Podczas pikiety głos zabrali również działacze i działaczki Polskiej Partii Pracy (w tym przedstawiciel grupy kilkunastu górników ze Śląska), Stowarzyszenia ATTAC, Stowarzyszenia "Społeczeństwo Aktywne", lokalnego środowiska anarchistycznego, Komunistycznej Partii Polski, a także redaktorka portalu internetowego Viva Palestyna. Do protestu dołączali się mieszkańcy Wrocławia.

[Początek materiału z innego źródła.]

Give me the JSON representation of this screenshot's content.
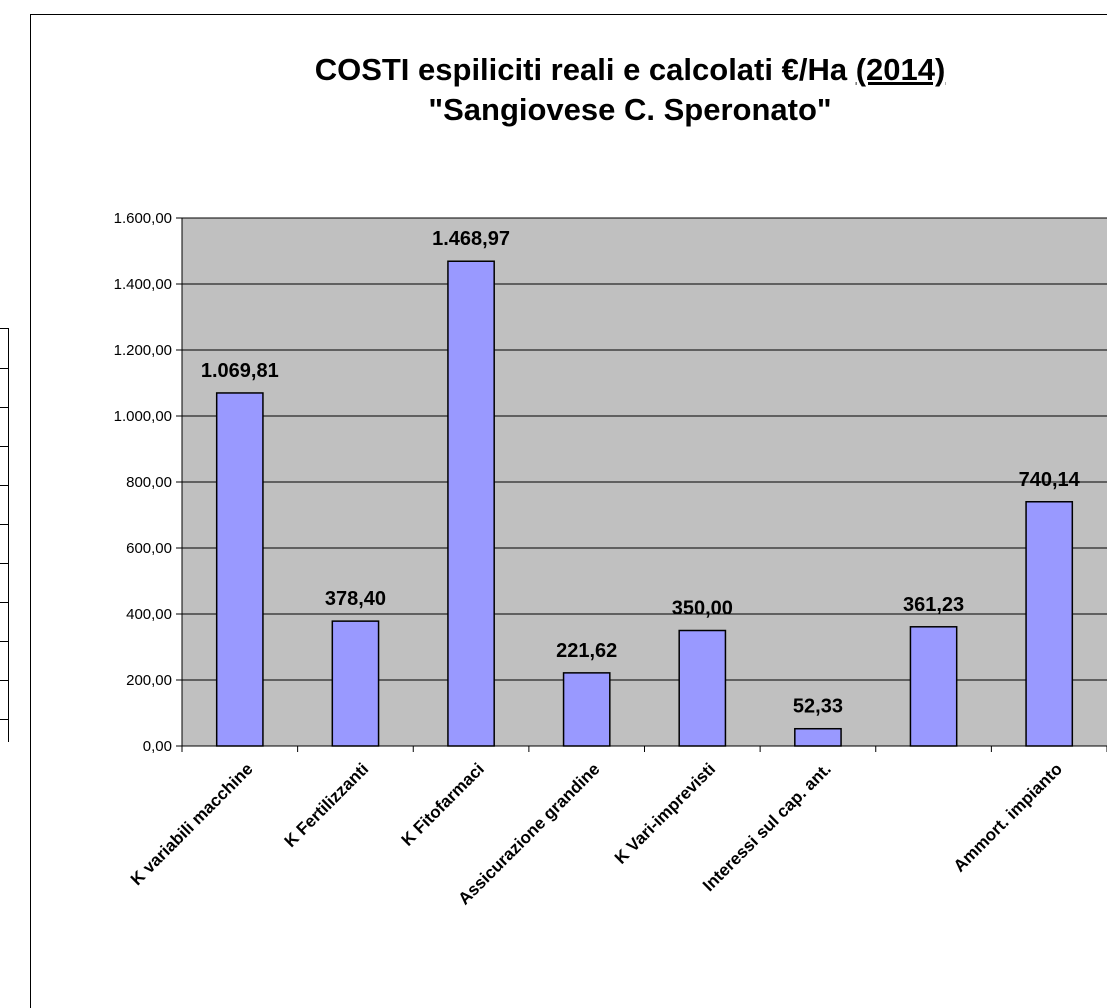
{
  "title": {
    "line1_prefix": "COSTI espiliciti  reali e calcolati €/Ha ",
    "line1_year": "(2014)",
    "line2": "\"Sangiovese C. Speronato\""
  },
  "chart_data": {
    "type": "bar",
    "title": "COSTI espiliciti  reali e calcolati €/Ha (2014) \"Sangiovese C. Speronato\"",
    "categories": [
      "K variabili macchine",
      "K  Fertilizzanti",
      "K Fitofarmaci",
      "Assicurazione grandine",
      "K Vari-imprevisti",
      "Interessi sul cap. ant.",
      "",
      "Ammort. impianto"
    ],
    "values": [
      1069.81,
      378.4,
      1468.97,
      221.62,
      350.0,
      52.33,
      361.23,
      740.14
    ],
    "value_labels": [
      "1.069,81",
      "378,40",
      "1.468,97",
      "221,62",
      "350,00",
      "52,33",
      "361,23",
      "740,14"
    ],
    "yticks": [
      0,
      200,
      400,
      600,
      800,
      1000,
      1200,
      1400,
      1600
    ],
    "ytick_labels": [
      "0,00",
      "200,00",
      "400,00",
      "600,00",
      "800,00",
      "1.000,00",
      "1.200,00",
      "1.400,00",
      "1.600,00"
    ],
    "ylim": [
      0,
      1600
    ],
    "xlabel": "",
    "ylabel": "",
    "grid": true,
    "legend": "none",
    "colors": {
      "bar_fill": "#9999FF",
      "bar_stroke": "#000000",
      "plot_bg": "#C0C0C0",
      "grid": "#000000"
    }
  }
}
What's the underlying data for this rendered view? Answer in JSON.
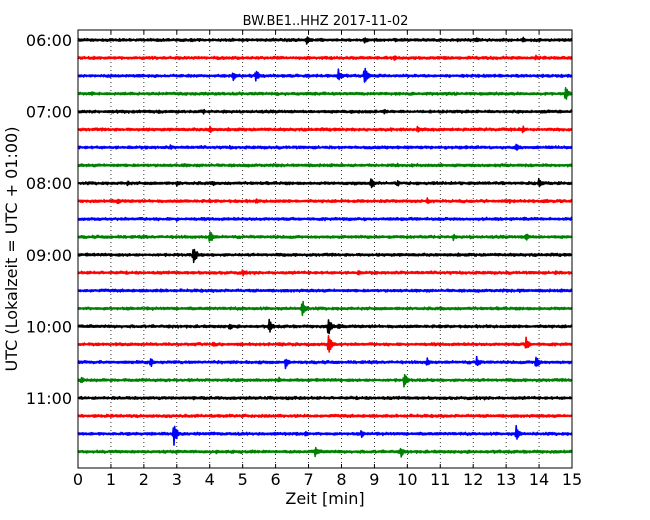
{
  "chart_data": {
    "type": "line",
    "chart_kind": "seismogram dayplot",
    "title": "BW.BE1..HHZ 2017-11-02",
    "xlabel": "Zeit  [min]",
    "ylabel": "UTC (Lokalzeit = UTC + 01:00)",
    "xlim": [
      0,
      15
    ],
    "x_ticks": [
      "0",
      "1",
      "2",
      "3",
      "4",
      "5",
      "6",
      "7",
      "8",
      "9",
      "10",
      "11",
      "12",
      "13",
      "14",
      "15"
    ],
    "y_tick_labels": [
      "06:00",
      "07:00",
      "08:00",
      "09:00",
      "10:00",
      "11:00"
    ],
    "trace_interval_min": 15,
    "first_trace_start": "06:00",
    "color_cycle": [
      "#000000",
      "#ff0000",
      "#0000ff",
      "#008000"
    ],
    "grid": "vertical dotted lines at each minute",
    "events": [
      [
        [
          6.95,
          0.8
        ],
        [
          8.7,
          0.6
        ],
        [
          12.1,
          0.5
        ],
        [
          13.5,
          0.5
        ]
      ],
      [
        [
          9.6,
          0.4
        ],
        [
          13.9,
          0.4
        ]
      ],
      [
        [
          4.7,
          0.8
        ],
        [
          5.4,
          1.0
        ],
        [
          7.9,
          1.2
        ],
        [
          8.7,
          1.5
        ],
        [
          14.1,
          0.3
        ]
      ],
      [
        [
          0.4,
          0.3
        ],
        [
          14.8,
          1.1
        ]
      ],
      [
        [
          3.8,
          0.4
        ],
        [
          9.3,
          0.4
        ],
        [
          13.4,
          0.3
        ]
      ],
      [
        [
          2.0,
          0.3
        ],
        [
          4.0,
          0.6
        ],
        [
          10.3,
          0.5
        ],
        [
          13.5,
          0.6
        ]
      ],
      [
        [
          2.8,
          0.4
        ],
        [
          4.6,
          0.3
        ],
        [
          13.3,
          0.6
        ]
      ],
      [
        [
          3.2,
          0.3
        ],
        [
          9.7,
          0.3
        ]
      ],
      [
        [
          1.5,
          0.4
        ],
        [
          3.0,
          0.5
        ],
        [
          4.1,
          0.4
        ],
        [
          8.9,
          0.9
        ],
        [
          9.7,
          0.5
        ],
        [
          14.0,
          0.8
        ]
      ],
      [
        [
          1.2,
          0.5
        ],
        [
          5.4,
          0.4
        ],
        [
          10.6,
          0.5
        ],
        [
          13.1,
          0.4
        ]
      ],
      [
        [
          3.0,
          0.3
        ],
        [
          10.3,
          0.3
        ]
      ],
      [
        [
          4.0,
          1.2
        ],
        [
          11.4,
          0.5
        ],
        [
          11.9,
          0.3
        ],
        [
          13.6,
          0.6
        ]
      ],
      [
        [
          3.5,
          1.6
        ]
      ],
      [
        [
          5.0,
          0.5
        ],
        [
          8.5,
          0.4
        ],
        [
          14.5,
          0.4
        ]
      ],
      [
        [
          2.5,
          0.3
        ],
        [
          13.4,
          0.4
        ]
      ],
      [
        [
          6.8,
          1.5
        ]
      ],
      [
        [
          4.6,
          0.6
        ],
        [
          5.8,
          1.2
        ],
        [
          7.6,
          1.6
        ],
        [
          7.9,
          0.6
        ]
      ],
      [
        [
          4.1,
          0.5
        ],
        [
          7.6,
          1.6
        ],
        [
          13.6,
          1.1
        ]
      ],
      [
        [
          2.2,
          0.8
        ],
        [
          6.3,
          1.0
        ],
        [
          10.6,
          0.8
        ],
        [
          12.1,
          0.9
        ],
        [
          13.9,
          1.3
        ]
      ],
      [
        [
          0.1,
          0.6
        ],
        [
          6.1,
          0.5
        ],
        [
          9.9,
          1.2
        ]
      ],
      [],
      [],
      [
        [
          1.5,
          0.4
        ],
        [
          2.9,
          2.1
        ],
        [
          6.9,
          0.4
        ],
        [
          8.6,
          0.6
        ],
        [
          13.3,
          1.3
        ]
      ],
      [
        [
          4.2,
          0.3
        ],
        [
          7.2,
          0.8
        ],
        [
          9.8,
          0.9
        ]
      ]
    ],
    "noise_amplitude": 0.15,
    "y_unit": "trace index (each row = 15 min), event values = relative amplitude"
  }
}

Pikietujący domagali się wycofania wojsk polskich z Iraku i Afganistanu, a także przeprowadzenia ogólnokrajowego referendum w sprawie budowy w Polsce części amerykańskiego systemu obrony antyrakietowej. Zwracano uwagę na ekonomiczne, polityczne i humanitarne skutki agresji na Irak oraz ewidentny brak strategii Stanów Zjednoczonych i ich sojuszników rozwiązania coraz bardziej chaotycznej sytuacji na Bliskim Wschodzie. Zauważono, że skutkiem prowadzonej przez kolejne polskie rządy polityki międzynarodowej jest "militaryzacja" wydatków budżetowych, co prowadzi do spadku nakładów na publiczną edukację, służbę zdrowia i świadczenia socjalne. Podkreślono znaczenie międzynarodowej solidarności ruchów antywojennych.
Protestujący trzymali transparenty zawierające hasła: "Podatki na opiekę, nie na zbrojenia", "Nie ma racji dla okupacji", "Inwestujmy w opiekę, nie w zabijanie", "Ropa nie jest warta krwi".